В другом конце комнаты сидела в инвалидном кресле старшая сестра. Ее сгорбленное тело было закутано в серый шерстяной платок покойной матери. Подножка кресла с одной стороны пустовала: левой ноги сестра лишилась во время нападения Кьюби. Как и левой руки, но этого увечья не было заметно под шарами шерстяного платка.
Ущербное полубезумное существо смотрело на мир волчьим взглядом, не скрывая своей ненависти ко всему, что ее окружало.
«Черт, — с досадой подумала Кику. — Из-за нее я не могу выйти к Хоши и ребятам».
Мэйса приходилась ей не родной, а единокровной сестрой. Мать Мэйсы погибла тогда же, во время трагедии с Девятихвостым. Девочка-инвалид осталась с отцом, который вскоре женился на матери Кику.
Кику полагалось присматривать за сестрой. Мать относилась к падчерице без особой нежности, но с должной заботой, и приучала к этому дочь. Однако Кику не испытывала к неполноценности сестры ни сочувствия, ни снисхождения. Она не считала себя злой. Будь на месте Мэйсы любой другой человек — она бы пожалела его и заботилась бы о нем по своей воле, а не из-за приказа матери. Но сестра не вызывала у нее никаких положительных эмоций.
Комок концентрированной злобы. Мэйса никогда никого не благодарила за заботу о ней. Она вообще не разговаривала. Кику была более чем уверена, что сестрица вообще не осознает окружающий ее мир в полной мере. Из-за травмы и стресса, смерти матери она замкнулась в себе еще в раннем детстве. Но почему от этого должны были страдать окружающие? Кику тратила свое время и свою молодость на заботу о сумасшедшей калеке. Вместо того, чтобы пойти с Хоши, обязана была сидеть дома и присматривать за сестрой. Угадывать ее прихоти. Мыть ее, помогать справить нужду. Убирать за ней. Кормить ее. Мэйса без уговоров даже отказывалась есть.
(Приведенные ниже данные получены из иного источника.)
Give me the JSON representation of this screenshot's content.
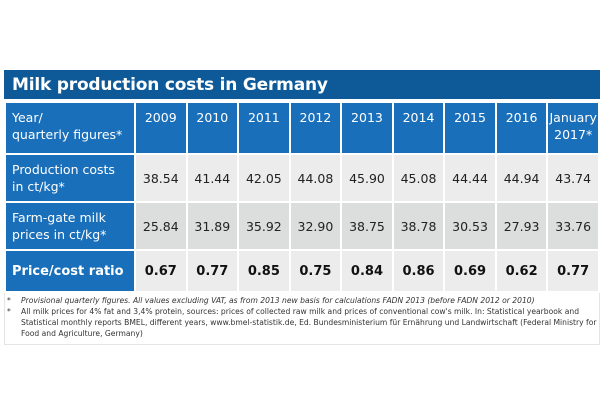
{
  "chart_data": {
    "type": "table",
    "title": "Milk production costs in Germany",
    "corner_header": [
      "Year/",
      "quarterly figures*"
    ],
    "columns": [
      "2009",
      "2010",
      "2011",
      "2012",
      "2013",
      "2014",
      "2015",
      "2016",
      "January 2017*"
    ],
    "column_lines": [
      [
        "2009"
      ],
      [
        "2010"
      ],
      [
        "2011"
      ],
      [
        "2012"
      ],
      [
        "2013"
      ],
      [
        "2014"
      ],
      [
        "2015"
      ],
      [
        "2016"
      ],
      [
        "January",
        "2017*"
      ]
    ],
    "rows": [
      {
        "label": [
          "Production costs",
          "in ct/kg*"
        ],
        "values": [
          38.54,
          41.44,
          42.05,
          44.08,
          45.9,
          45.08,
          44.44,
          44.94,
          43.74
        ]
      },
      {
        "label": [
          "Farm-gate milk",
          "prices in ct/kg*"
        ],
        "values": [
          25.84,
          31.89,
          35.92,
          32.9,
          38.75,
          38.78,
          30.53,
          27.93,
          33.76
        ]
      },
      {
        "label": [
          "Price/cost ratio"
        ],
        "values": [
          0.67,
          0.77,
          0.85,
          0.75,
          0.84,
          0.86,
          0.69,
          0.62,
          0.77
        ]
      }
    ],
    "colors": {
      "title_bg": "#0e5a99",
      "header_bg": "#1a6fba",
      "row_light": "#ececec",
      "row_dark": "#dcdedd"
    }
  },
  "footnotes": [
    {
      "marker": "*",
      "text": "Provisional quarterly figures. All values excluding VAT, as from 2013 new basis for calculations FADN 2013 (before FADN 2012 or 2010)"
    },
    {
      "marker": "*",
      "text": "All milk prices for 4% fat and 3,4% protein, sources: prices of collected raw milk and prices of conventional cow's milk. In: Statistical yearbook and Statistical monthly reports BMEL, different years, www.bmel-statistik.de, Ed. Bundesministerium für Ernährung und Landwirtschaft (Federal Ministry for Food and Agriculture, Germany)"
    }
  ]
}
«Ну и не ешь, — со злостью думала Кику. — Это ведь не мне надо. Это тебе надо, чтобы не отбросить копыта».
В последнее время она все чаще ловила себя на жуткой мысли, что, если бы Мэйса умерла — было бы гораздо лучше. Для всех. Эта идея вызывала у Кику ужас, и ей становилось стыдно за свои нехорошие мысли. Но раз за разом возвращаясь к размышлениям о смерти Мэйсы, она приходила к тому, что в этом есть рациональное зерно.
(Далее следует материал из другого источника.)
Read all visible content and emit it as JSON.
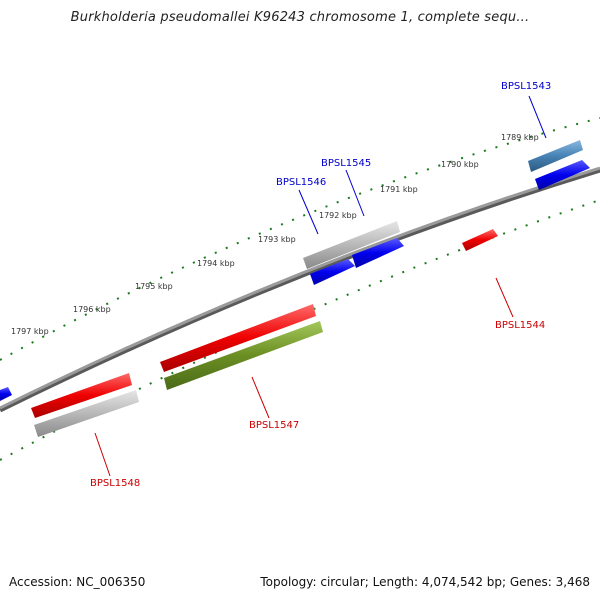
{
  "title": "Burkholderia pseudomallei K96243 chromosome 1, complete sequ...",
  "footer": {
    "accession": "Accession: NC_006350",
    "summary": "Topology: circular; Length: 4,074,542 bp; Genes: 3,468"
  },
  "scale": {
    "ticks": [
      "1797 kbp",
      "1796 kbp",
      "1795 kbp",
      "1794 kbp",
      "1793 kbp",
      "1792 kbp",
      "1791 kbp",
      "1790 kbp",
      "1789 kbp"
    ]
  },
  "genes": [
    {
      "label": "BPSL1543",
      "color": "#0000cc"
    },
    {
      "label": "BPSL1544",
      "color": "#cc0000"
    },
    {
      "label": "BPSL1545",
      "color": "#0000cc"
    },
    {
      "label": "BPSL1546",
      "color": "#0000cc"
    },
    {
      "label": "BPSL1547",
      "color": "#cc0000"
    },
    {
      "label": "BPSL1548",
      "color": "#cc0000"
    }
  ],
  "colors": {
    "forward_cds": "#0000ee",
    "reverse_cds": "#ee0000",
    "gene": "#b0b0b0",
    "ribbon_olive": "#6b8e23",
    "ribbon_steel": "#4682b4",
    "backbone": "#808080",
    "tick": "#1e7a1e"
  }
}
Ее никто не любил. Ни мачеха, ни собственный отец, ни сама Кику, разумеется. Мэйса не получала от жизни ничего. Она вряд ли осознавала себя как личность. Обуза, калека. Безумная. По мнению Кику, она скорее страдала, чем жила, и смерть стала бы для нее избавлением.
Комок злобы вдруг начал мерно покачиваться в своем шерстяном гнезде.
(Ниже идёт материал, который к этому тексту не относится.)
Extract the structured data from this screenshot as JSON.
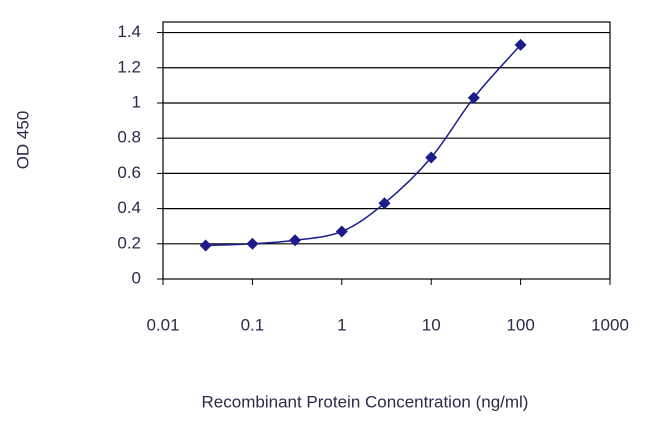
{
  "chart_data": {
    "type": "line",
    "x_label": "Recombinant Protein Concentration (ng/ml)",
    "y_label": "OD 450",
    "x": [
      0.03,
      0.1,
      0.3,
      1,
      3,
      10,
      30,
      100
    ],
    "series": [
      {
        "name": "OD 450",
        "color": "#1c1c8a",
        "values": [
          0.19,
          0.2,
          0.22,
          0.27,
          0.43,
          0.69,
          1.03,
          1.33
        ]
      }
    ],
    "xscale": "log",
    "xlim": [
      0.01,
      1000
    ],
    "xticks": [
      0.01,
      0.1,
      1,
      10,
      100,
      1000
    ],
    "ylim": [
      0,
      1.46
    ],
    "yticks": [
      0.0,
      0.2,
      0.4,
      0.6,
      0.8,
      1.0,
      1.2,
      1.4
    ],
    "grid": true
  }
}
«Ну вот и что она делает?» — сердито подумала Кику.
А Мэйса раскачивалась все сильнее и сильнее, неотрывно глядя в одну точку. Платок спал с ее плеча, обнажив пустоту на месте левой руки. Инвалидная коляска ходила ходуном и начала понемногу перемещаться со своего места. Кику окликнула ее:
— Мэйса.
Никакой реакции. Только ритмичный скрип коляски. Сестра раскачивалась уже с такой амплитудой, что Кику испугалась, не выпадет ли она из кресла.
«Потом поднимать ее… Черт».
— Мэйса, — сдержанно повторила Кику.
Скрип. Задушенное пыхтение. Кику почувствовала, что горло сводит подступающий комок отчаяния. Она яростно рявкнула:
— Мэйса!
Какое счастье, что матери не было дома. Мама бы наверняка отчитала ее за грубость. Дома не было никого вообще, только она и сестра. Сестра прекратила качаться. Ее застывший взгляд начал блуждать по комнате, пока не наткнулся на источник звука — Кику.
Стеклянные глаза, абсолютно безразличные.